The vision of "Big Bill" France began its journey toward the enormous reality of NASCAR racing today at a now-famous meeting with selected drivers, car owners and racing officials at Daytona Beach's Streamline Hotel on Dec. 14, 1947.

Two months later, the National Association of Stock Car Auto Racing was incorporated, with France as its president. Less than two years later, NASCAR held the first sanctioned race in its Strictly Stock division at Charlotte Speedway, a .75-mile dirt track on the outskirts of town.

Though France's rule was autocratic, it brought a sorely needed organization to a sport that was haphazard and chaotic in its infancy. The formation of NASCAR brought standardized rules, a points fund and a legitimate national championship. Drivers were paid what they earned on the racetrack--as meager as it might have been at the time--where, previously, a promoter skipping out on his obligations was not uncommon.

In 1957, France founded International Speedway Corporation and oversaw the construction of Daytona International Speedway, which annually hosts NASCAR's premier event, the Daytona 500. Today, ISC owns 12 racetracks that together host 19 of 36 Sprint Cup points events.

"He was the father--if it hadn't been for him, this wouldn't be," veteran promoter H.A. "Humpy" Wheeler said recently at Darlington. "It would have been something else, but in what form? Who knows? But there would have been 100 times more chaos than there has been."
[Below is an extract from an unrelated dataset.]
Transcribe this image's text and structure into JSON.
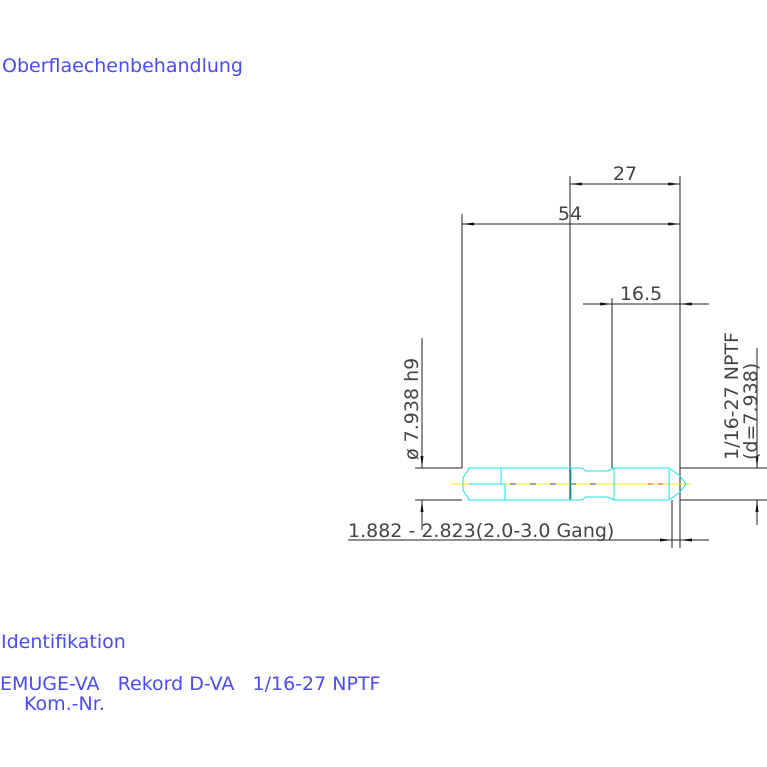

France presided over NASCAR's early years, and there were growing pains. Well-documented is France's propensity to carry a gun to situations where his rules might be questioned, but in those days, an iron will and an iron fist were what was required.

France had both.

The Bill France Sr. file
* Leader behind founding of NASCAR in 1947
* Ruled NASCAR from its inception through 1971
* Created ISC, which today hosts 19 Cup races, and built superspeedways in Daytona Beach, Fla., and Talladega, Ala.